In the global economy, companies face a number of serious risks – cybersecurity threats, foreign bribes, conflicts of interest, employee fraud and other employee risks of illegal conduct. Interestingly, when it comes to cyber-security risks, including theft of intellectual property, customer data, financial information and other valuable corporate data, companies face a significant threat from “insiders,” or to put it another way, from their employees. Nearly half of all cybersecurity incidents involve an internal actor, half of whom intentionally gain access to valuable corporate information, and half of whom unintentionally compromise valuable corporate information.
Overall, employee misconduct continues to hover around one-in-three or 33 percent of employees observe misconduct each year. The rates of observed employee misconduct is highest in Brazil, India and Russia.
In stark contrast to third parties, companies exercise control and responsibility for their employees. If a company suffers significant employee misconduct, there is a reason – a company has to maintain a culture of trust and integrity, filter that culture throughout the organization, and make it clear that employees should not cut corners or engage in misconduct to improve the bottom line. A company that is a slave to its quarterly reporting is bound to encourage, at least implicitly, employee misconduct and shady activities to advance the company’s all might quarterly financial results.
Once you recognize the control and responsibility a company has to minimize employee misconduct, the company has to mitigate such risks through a robust code of conduct, compliance communications and conduct from top level officials, and a consistent reporting and internal investigation function that includes positive incentives and strict disciplinary actions against violators.

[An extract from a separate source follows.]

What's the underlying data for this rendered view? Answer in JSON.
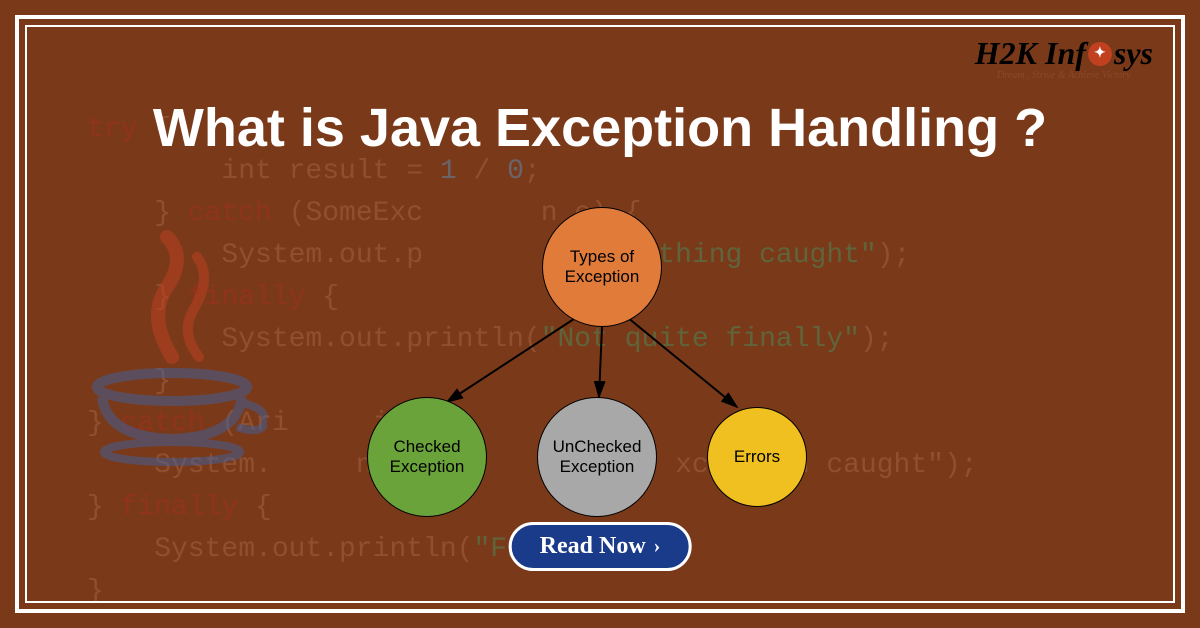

A key to employee risk mitigation is to understand the risk of an employee group and tailor communications and training to that risk. An example illustrates how such an approach should work. A foreign-based sales staff is under pressure to meet target incentive requirements. In carrying out their jobs, they face significant anti-corruption risks when interacting with foreign officials, bidding on foreign government tenders, and acting to meet their incentive targets. A basic risk assessment of these employees will confirm that they pose serious and significant risks of misconduct.

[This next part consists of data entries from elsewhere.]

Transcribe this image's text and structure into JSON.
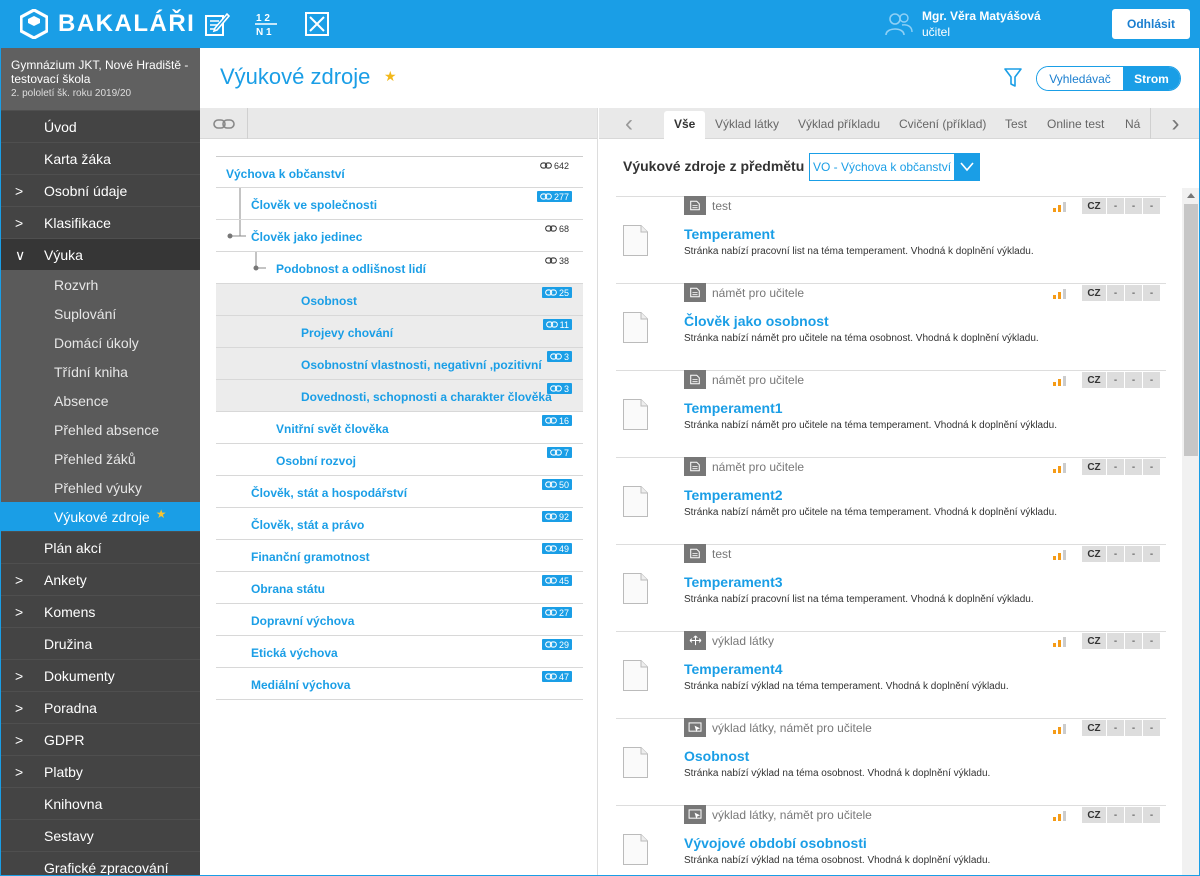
{
  "header": {
    "logo_text": "BAKALÁŘI",
    "user_name": "Mgr. Věra Matyášová",
    "user_role": "učitel",
    "logout_label": "Odhlásit",
    "icons": [
      "edit-note-icon",
      "fraction-icon",
      "close-box-icon",
      "users-icon"
    ]
  },
  "sidebar": {
    "school_name": "Gymnázium JKT, Nové Hradiště - testovací škola",
    "term": "2. pololetí šk. roku 2019/20",
    "items": [
      {
        "label": "Úvod",
        "chevron": ""
      },
      {
        "label": "Karta žáka",
        "chevron": ""
      },
      {
        "label": "Osobní údaje",
        "chevron": ">"
      },
      {
        "label": "Klasifikace",
        "chevron": ">"
      },
      {
        "label": "Výuka",
        "chevron": "∨"
      }
    ],
    "sub_items": [
      {
        "label": "Rozvrh"
      },
      {
        "label": "Suplování"
      },
      {
        "label": "Domácí úkoly"
      },
      {
        "label": "Třídní kniha"
      },
      {
        "label": "Absence"
      },
      {
        "label": "Přehled absence"
      },
      {
        "label": "Přehled žáků"
      },
      {
        "label": "Přehled výuky"
      },
      {
        "label": "Výukové zdroje",
        "active": true
      }
    ],
    "items_after": [
      {
        "label": "Plán akcí",
        "chevron": ""
      },
      {
        "label": "Ankety",
        "chevron": ">"
      },
      {
        "label": "Komens",
        "chevron": ">"
      },
      {
        "label": "Družina",
        "chevron": ""
      },
      {
        "label": "Dokumenty",
        "chevron": ">"
      },
      {
        "label": "Poradna",
        "chevron": ">"
      },
      {
        "label": "GDPR",
        "chevron": ">"
      },
      {
        "label": "Platby",
        "chevron": ">"
      },
      {
        "label": "Knihovna",
        "chevron": ""
      },
      {
        "label": "Sestavy",
        "chevron": ""
      },
      {
        "label": "Grafické zpracování",
        "chevron": ""
      }
    ]
  },
  "page": {
    "title": "Výukové zdroje",
    "favorite_star": "★",
    "view_toggle": {
      "search_label": "Vyhledávač",
      "tree_label": "Strom",
      "selected": "Strom"
    }
  },
  "tree": [
    {
      "label": "Výchova k občanství",
      "count": "642",
      "level": 0,
      "badge_style": "plain"
    },
    {
      "label": "Člověk ve společnosti",
      "count": "277",
      "level": 1,
      "badge_style": "blue"
    },
    {
      "label": "Člověk jako jedinec",
      "count": "68",
      "level": 1,
      "badge_style": "plain"
    },
    {
      "label": "Podobnost a odlišnost lidí",
      "count": "38",
      "level": 2,
      "badge_style": "plain"
    },
    {
      "label": "Osobnost",
      "count": "25",
      "level": 3,
      "badge_style": "blue"
    },
    {
      "label": "Projevy chování",
      "count": "11",
      "level": 3,
      "badge_style": "blue"
    },
    {
      "label": "Osobnostní vlastnosti, negativní ,pozitivní",
      "count": "3",
      "level": 3,
      "badge_style": "blue"
    },
    {
      "label": "Dovednosti, schopnosti a charakter člověka",
      "count": "3",
      "level": 3,
      "badge_style": "blue"
    },
    {
      "label": "Vnitřní svět člověka",
      "count": "16",
      "level": 2,
      "badge_style": "blue"
    },
    {
      "label": "Osobní rozvoj",
      "count": "7",
      "level": 2,
      "badge_style": "blue"
    },
    {
      "label": "Člověk, stát a hospodářství",
      "count": "50",
      "level": 1,
      "badge_style": "blue"
    },
    {
      "label": "Člověk, stát a právo",
      "count": "92",
      "level": 1,
      "badge_style": "blue"
    },
    {
      "label": "Finanční gramotnost",
      "count": "49",
      "level": 1,
      "badge_style": "blue"
    },
    {
      "label": "Obrana státu",
      "count": "45",
      "level": 1,
      "badge_style": "blue"
    },
    {
      "label": "Dopravní výchova",
      "count": "27",
      "level": 1,
      "badge_style": "blue"
    },
    {
      "label": "Etická výchova",
      "count": "29",
      "level": 1,
      "badge_style": "blue"
    },
    {
      "label": "Mediální výchova",
      "count": "47",
      "level": 1,
      "badge_style": "blue"
    }
  ],
  "tabs": [
    "Vše",
    "Výklad látky",
    "Výklad příkladu",
    "Cvičení (příklad)",
    "Test",
    "Online test",
    "Ná"
  ],
  "active_tab": "Vše",
  "subject": {
    "label": "Výukové zdroje z předmětu",
    "selected": "VO - Výchova k občanství"
  },
  "resources": [
    {
      "type": "test",
      "icon": "document-icon",
      "title": "Temperament",
      "desc": "Stránka nabízí pracovní list na téma temperament. Vhodná k doplnění výkladu.",
      "lang": "CZ",
      "slots": [
        "-",
        "-",
        "-"
      ]
    },
    {
      "type": "námět pro učitele",
      "icon": "document-icon",
      "title": "Člověk jako osobnost",
      "desc": "Stránka nabízí námět pro učitele na téma osobnost. Vhodná k doplnění výkladu.",
      "lang": "CZ",
      "slots": [
        "-",
        "-",
        "-"
      ]
    },
    {
      "type": "námět pro učitele",
      "icon": "document-icon",
      "title": "Temperament1",
      "desc": "Stránka nabízí námět pro učitele na téma temperament. Vhodná k doplnění výkladu.",
      "lang": "CZ",
      "slots": [
        "-",
        "-",
        "-"
      ]
    },
    {
      "type": "námět pro učitele",
      "icon": "document-icon",
      "title": "Temperament2",
      "desc": "Stránka nabízí námět pro učitele na téma temperament. Vhodná k doplnění výkladu.",
      "lang": "CZ",
      "slots": [
        "-",
        "-",
        "-"
      ]
    },
    {
      "type": "test",
      "icon": "document-icon",
      "title": "Temperament3",
      "desc": "Stránka nabízí pracovní list na téma temperament. Vhodná k doplnění výkladu.",
      "lang": "CZ",
      "slots": [
        "-",
        "-",
        "-"
      ]
    },
    {
      "type": "výklad látky",
      "icon": "arrows-icon",
      "title": "Temperament4",
      "desc": "Stránka nabízí výklad na téma temperament. Vhodná k doplnění výkladu.",
      "lang": "CZ",
      "slots": [
        "-",
        "-",
        "-"
      ]
    },
    {
      "type": "výklad látky, námět pro učitele",
      "icon": "pointer-screen-icon",
      "title": "Osobnost",
      "desc": "Stránka nabízí výklad na téma osobnost. Vhodná k doplnění výkladu.",
      "lang": "CZ",
      "slots": [
        "-",
        "-",
        "-"
      ]
    },
    {
      "type": "výklad látky, námět pro učitele",
      "icon": "pointer-screen-icon",
      "title": "Vývojové období osobnosti",
      "desc": "Stránka nabízí výklad na téma osobnost. Vhodná k doplnění výkladu.",
      "lang": "CZ",
      "slots": [
        "-",
        "-",
        "-"
      ]
    }
  ],
  "colors": {
    "accent": "#1a9ee6",
    "sidebar": "#444444",
    "level_bar": "#f59b16",
    "star": "#f2b81b"
  }
}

Sales incentives, while a significant factor, cannot be the sole explanation for an employee to engage in foreign bribery. Of course, structuring sales incentives to reward group performance rather than individual performance may mitigate such risks and increase cooperation and joint sales efforts.
There is more to the equation – an employee’s supervisor, if committed to anti-corruption compliance, can exercise significant oversight of the employee’s activities and observe signs of misconduct – inexplicable or unjustified expense reports, unusual financial transactions, changes in tendering activities, including access to government tender specifications.
A tailored training message to these high-risk employees is important as well to emphasize the risks they face, the controls that are in place to detect and investigate potential misconduct, and the company’s overall commitment to ethical behavior rather than short-term financial gain. A bland, legal FCPA discussion will have little to no impact on employee behavior and conduct – instead a fulsome message capturing all of the elements of risk mitigation – culture, discipline, positive incentives, and promoting sustainable growth – will reduce misconduct and promote ethical behavior by sales employees operating in high-risk markets.